Name: Jack Coghill, BMus/78
Position: Multimedia Technician
Department: School for Studies in Art and Culture
How long have you worked on Convocation?
My father, along with another piper and a drummer, played at the 1990 spring Convocation–the very first Convocation with pipers. My mother worked in Admissions Services, and Carleton folks knew that her husband was a piper, so he got the call.
I joined my dad at the 1990 Fall Convocation at the National Arts Centre. We played together for the next ten years or so, until he retired from playing Convocation. Since then, I have been calling on other pipers and drummers.

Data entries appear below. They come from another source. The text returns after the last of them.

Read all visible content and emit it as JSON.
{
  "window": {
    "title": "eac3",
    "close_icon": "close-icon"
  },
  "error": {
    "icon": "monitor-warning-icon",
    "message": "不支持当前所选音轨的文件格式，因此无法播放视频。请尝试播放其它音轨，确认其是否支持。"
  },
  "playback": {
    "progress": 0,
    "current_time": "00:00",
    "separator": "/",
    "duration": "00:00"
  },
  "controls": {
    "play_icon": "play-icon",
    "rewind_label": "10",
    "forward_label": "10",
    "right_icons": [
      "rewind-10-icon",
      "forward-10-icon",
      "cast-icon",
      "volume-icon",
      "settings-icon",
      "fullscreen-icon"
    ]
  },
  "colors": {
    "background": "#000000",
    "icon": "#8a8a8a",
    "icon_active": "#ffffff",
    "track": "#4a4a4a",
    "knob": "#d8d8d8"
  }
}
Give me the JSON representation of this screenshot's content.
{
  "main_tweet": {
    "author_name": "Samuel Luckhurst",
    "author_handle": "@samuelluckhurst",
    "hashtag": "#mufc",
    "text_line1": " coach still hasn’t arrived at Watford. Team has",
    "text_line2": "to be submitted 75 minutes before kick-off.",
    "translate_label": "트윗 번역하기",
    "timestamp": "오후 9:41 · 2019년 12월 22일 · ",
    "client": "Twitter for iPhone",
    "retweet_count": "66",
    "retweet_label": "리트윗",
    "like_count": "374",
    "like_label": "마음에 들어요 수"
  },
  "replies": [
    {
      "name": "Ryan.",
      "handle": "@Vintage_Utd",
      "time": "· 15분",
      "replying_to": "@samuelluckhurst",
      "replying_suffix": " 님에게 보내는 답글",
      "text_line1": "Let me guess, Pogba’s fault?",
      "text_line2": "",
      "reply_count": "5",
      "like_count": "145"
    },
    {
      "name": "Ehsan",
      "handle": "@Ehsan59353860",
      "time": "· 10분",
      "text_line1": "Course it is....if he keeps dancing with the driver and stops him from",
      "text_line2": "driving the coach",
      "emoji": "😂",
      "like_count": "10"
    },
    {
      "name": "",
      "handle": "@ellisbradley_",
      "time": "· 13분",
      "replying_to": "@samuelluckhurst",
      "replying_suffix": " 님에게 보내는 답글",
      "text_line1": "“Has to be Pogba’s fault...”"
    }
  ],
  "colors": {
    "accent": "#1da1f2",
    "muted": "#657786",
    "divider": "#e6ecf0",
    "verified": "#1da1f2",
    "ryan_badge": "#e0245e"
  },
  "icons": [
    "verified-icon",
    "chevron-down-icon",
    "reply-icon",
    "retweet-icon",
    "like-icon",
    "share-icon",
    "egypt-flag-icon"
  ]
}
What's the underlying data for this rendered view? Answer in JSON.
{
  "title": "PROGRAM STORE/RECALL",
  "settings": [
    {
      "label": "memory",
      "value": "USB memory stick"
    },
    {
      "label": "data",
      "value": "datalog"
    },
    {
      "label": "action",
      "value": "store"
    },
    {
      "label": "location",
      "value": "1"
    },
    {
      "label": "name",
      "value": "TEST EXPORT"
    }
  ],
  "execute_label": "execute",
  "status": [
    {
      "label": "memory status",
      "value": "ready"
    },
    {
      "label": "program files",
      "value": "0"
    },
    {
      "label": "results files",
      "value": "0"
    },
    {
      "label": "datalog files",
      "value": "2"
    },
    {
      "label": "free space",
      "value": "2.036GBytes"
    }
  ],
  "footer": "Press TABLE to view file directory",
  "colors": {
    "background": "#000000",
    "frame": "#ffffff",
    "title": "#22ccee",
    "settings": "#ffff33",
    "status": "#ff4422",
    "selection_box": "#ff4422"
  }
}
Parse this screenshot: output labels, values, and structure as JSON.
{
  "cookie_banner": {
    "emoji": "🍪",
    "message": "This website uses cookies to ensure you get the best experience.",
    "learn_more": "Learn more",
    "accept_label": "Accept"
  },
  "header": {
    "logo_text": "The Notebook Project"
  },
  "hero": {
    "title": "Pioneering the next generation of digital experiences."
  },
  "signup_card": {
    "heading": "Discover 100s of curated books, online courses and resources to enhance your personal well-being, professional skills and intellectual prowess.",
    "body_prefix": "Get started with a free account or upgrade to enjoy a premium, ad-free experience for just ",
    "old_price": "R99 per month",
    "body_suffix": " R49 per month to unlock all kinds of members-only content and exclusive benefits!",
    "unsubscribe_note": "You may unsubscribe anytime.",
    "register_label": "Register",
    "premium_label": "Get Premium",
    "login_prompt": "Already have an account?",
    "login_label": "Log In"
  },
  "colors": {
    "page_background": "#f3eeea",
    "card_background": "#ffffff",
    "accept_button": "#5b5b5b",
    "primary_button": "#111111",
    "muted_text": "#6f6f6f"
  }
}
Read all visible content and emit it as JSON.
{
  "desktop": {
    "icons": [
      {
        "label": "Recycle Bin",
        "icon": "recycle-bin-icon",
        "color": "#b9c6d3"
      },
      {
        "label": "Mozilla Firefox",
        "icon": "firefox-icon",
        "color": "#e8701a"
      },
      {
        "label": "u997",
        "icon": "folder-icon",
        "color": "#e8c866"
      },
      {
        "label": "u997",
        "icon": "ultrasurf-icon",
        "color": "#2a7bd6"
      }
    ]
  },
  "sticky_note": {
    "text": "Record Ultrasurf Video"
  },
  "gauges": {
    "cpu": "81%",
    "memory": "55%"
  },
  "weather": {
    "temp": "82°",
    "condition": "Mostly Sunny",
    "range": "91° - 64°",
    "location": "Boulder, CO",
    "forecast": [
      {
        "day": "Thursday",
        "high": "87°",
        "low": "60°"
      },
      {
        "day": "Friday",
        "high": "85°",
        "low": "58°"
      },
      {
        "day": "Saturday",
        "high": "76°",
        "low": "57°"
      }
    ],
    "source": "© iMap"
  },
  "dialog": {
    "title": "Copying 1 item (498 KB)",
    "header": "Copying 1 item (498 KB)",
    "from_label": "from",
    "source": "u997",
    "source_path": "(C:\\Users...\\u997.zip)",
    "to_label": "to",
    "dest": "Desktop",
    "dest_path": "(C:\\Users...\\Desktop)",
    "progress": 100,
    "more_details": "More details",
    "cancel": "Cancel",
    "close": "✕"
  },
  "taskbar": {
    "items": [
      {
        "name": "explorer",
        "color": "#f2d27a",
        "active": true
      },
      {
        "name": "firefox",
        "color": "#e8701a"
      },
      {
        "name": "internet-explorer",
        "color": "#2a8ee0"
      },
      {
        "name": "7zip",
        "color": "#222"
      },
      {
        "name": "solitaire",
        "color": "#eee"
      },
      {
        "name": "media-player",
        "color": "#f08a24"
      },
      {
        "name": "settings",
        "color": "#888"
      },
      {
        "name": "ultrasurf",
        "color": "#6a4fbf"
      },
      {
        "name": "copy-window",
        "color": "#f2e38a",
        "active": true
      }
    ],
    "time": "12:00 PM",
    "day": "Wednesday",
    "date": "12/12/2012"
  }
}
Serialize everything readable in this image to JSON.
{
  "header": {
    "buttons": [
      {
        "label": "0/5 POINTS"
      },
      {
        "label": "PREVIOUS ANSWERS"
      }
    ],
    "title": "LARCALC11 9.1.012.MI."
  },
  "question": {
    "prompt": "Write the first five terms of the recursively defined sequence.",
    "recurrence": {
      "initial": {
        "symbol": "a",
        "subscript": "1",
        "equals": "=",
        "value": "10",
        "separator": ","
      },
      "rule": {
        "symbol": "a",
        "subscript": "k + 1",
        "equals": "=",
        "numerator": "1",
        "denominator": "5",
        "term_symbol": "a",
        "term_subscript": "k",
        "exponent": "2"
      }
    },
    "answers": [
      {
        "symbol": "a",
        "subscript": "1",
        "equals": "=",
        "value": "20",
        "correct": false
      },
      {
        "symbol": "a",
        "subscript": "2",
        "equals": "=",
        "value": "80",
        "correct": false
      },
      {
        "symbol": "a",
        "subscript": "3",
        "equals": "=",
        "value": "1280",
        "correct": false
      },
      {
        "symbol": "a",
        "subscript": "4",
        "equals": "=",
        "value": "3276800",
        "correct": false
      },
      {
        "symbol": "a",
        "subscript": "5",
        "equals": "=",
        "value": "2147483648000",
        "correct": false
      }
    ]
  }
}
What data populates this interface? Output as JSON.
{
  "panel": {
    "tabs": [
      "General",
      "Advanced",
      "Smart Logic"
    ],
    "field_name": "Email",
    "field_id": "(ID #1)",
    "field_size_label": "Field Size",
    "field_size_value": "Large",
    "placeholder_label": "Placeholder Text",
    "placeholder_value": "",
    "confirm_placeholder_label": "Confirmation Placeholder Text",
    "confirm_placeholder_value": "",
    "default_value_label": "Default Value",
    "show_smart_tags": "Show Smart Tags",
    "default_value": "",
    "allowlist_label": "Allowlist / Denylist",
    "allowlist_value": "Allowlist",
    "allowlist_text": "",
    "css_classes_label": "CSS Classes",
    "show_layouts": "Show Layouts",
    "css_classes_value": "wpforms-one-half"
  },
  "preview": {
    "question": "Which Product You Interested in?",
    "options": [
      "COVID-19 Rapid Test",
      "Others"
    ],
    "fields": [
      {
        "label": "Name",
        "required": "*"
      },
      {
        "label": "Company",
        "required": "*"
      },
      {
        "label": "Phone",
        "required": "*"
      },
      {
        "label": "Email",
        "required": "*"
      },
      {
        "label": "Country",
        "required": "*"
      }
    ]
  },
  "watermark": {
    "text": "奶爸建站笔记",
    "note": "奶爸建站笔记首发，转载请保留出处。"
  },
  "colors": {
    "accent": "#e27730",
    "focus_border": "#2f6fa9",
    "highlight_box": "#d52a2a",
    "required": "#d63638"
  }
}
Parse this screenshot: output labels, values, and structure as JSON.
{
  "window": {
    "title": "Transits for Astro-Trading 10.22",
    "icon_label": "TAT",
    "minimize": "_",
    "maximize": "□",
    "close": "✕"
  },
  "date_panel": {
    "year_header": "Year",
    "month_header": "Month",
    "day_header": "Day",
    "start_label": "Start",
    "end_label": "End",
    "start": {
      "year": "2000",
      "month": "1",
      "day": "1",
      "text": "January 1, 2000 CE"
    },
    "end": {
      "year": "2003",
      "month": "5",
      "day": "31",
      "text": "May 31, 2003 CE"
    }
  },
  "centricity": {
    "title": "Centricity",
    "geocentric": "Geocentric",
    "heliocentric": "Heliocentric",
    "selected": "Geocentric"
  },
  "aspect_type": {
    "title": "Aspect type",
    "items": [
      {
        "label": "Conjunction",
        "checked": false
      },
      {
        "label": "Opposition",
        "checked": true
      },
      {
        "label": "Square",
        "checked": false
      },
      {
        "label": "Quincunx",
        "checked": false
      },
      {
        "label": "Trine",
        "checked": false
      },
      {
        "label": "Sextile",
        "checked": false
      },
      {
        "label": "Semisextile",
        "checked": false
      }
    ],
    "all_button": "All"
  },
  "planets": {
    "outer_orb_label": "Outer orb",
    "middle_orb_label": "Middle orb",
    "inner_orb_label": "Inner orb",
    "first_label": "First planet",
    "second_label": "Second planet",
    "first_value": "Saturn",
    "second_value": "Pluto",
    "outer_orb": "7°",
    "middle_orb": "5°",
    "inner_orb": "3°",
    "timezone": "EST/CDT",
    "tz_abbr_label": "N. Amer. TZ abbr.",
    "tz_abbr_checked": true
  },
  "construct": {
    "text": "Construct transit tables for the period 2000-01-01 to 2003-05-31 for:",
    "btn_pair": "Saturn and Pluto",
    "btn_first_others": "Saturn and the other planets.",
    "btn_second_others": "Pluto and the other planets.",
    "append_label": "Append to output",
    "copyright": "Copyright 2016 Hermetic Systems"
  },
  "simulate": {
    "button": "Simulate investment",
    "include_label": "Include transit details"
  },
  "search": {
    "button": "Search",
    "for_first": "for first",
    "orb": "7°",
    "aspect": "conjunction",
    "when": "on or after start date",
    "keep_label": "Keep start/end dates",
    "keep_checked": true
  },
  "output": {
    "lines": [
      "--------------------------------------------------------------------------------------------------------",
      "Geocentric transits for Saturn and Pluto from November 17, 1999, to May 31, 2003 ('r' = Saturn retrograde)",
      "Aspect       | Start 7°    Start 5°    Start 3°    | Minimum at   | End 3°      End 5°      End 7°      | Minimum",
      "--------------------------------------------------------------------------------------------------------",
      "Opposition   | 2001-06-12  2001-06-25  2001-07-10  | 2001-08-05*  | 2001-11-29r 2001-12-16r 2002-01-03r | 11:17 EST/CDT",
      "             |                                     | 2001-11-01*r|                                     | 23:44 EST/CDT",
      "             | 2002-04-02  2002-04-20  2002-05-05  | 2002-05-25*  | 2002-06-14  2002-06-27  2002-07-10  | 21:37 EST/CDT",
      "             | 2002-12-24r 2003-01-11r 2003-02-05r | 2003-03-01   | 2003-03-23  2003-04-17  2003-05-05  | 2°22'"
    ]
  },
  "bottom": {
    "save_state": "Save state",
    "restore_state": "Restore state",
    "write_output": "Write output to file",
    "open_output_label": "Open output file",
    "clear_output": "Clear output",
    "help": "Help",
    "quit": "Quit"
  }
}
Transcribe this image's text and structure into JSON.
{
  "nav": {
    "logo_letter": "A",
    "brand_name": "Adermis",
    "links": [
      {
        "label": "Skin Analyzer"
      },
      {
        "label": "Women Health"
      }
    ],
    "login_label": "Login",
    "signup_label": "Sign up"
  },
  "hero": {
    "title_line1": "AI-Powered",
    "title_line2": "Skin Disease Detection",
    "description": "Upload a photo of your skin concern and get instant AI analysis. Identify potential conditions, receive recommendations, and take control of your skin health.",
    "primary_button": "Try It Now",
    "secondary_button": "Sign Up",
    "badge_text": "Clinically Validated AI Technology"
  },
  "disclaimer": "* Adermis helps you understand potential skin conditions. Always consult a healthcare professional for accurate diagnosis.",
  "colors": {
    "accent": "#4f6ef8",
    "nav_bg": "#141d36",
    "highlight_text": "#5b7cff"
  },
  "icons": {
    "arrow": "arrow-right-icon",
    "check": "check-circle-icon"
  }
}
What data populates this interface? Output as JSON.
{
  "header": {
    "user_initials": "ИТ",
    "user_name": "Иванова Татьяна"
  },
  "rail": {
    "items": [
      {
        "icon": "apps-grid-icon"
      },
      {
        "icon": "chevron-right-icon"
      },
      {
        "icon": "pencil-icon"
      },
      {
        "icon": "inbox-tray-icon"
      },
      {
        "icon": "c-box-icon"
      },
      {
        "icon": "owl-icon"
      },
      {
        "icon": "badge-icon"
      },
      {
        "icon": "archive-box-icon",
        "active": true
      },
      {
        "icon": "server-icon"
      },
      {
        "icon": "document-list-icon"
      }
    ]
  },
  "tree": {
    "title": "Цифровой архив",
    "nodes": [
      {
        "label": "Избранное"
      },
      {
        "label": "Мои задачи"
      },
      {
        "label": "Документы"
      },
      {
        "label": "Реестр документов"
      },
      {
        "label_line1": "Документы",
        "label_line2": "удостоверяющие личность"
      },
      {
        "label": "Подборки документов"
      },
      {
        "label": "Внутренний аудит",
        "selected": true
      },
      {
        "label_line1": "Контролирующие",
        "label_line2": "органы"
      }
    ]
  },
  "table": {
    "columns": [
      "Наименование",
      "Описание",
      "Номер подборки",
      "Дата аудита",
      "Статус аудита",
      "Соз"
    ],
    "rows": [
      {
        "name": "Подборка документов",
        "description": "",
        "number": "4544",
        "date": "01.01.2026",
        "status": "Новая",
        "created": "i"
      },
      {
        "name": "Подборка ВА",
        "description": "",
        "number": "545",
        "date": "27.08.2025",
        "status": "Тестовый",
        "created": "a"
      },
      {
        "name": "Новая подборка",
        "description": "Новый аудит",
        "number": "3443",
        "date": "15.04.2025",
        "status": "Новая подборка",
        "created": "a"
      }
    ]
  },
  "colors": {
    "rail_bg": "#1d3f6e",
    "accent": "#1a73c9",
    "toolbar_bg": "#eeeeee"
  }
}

What is your function before or during Convocation and why is it important?
Piping for the processional and recessional in each ceremony. The music provided by the pipes helps to put a formal, and somewhat emotional “stamp” on the event–similar to a fanfare, or bell ringing.
The one occasion when there was no live music at Convocation was at the 1996 fall ceremony that included the installation of former president Richard Van Loon. Still feeling the effects of “Rae Days,” the Convocation budget was trimmed, including the live music! Because I was working in the Department of University Communications, I was given another role to play; I chauffeured the former chancellor Dr. Herzberg and his wife to the ceremony in a rented limo.
What is it about working on Convocation that inspires you?
First and foremost are the happy students who have successfully completed a major challenge in their lives. The event brings together family and friends and we musicians end up in lots of photo albums as families document the day. I know this first-hand; I am especially proud when I look at the photos of my wife Donna receiving a Senate Medal in 1996.
I am also always inspired by the Convocation address. Some of the memorable honorary grads I have had the pleasure to hear include Alanis Obamsawin, Lister Sinclair, Peter Ustinov, Dan Aykroyd, Peter Jennings and Celia Franca.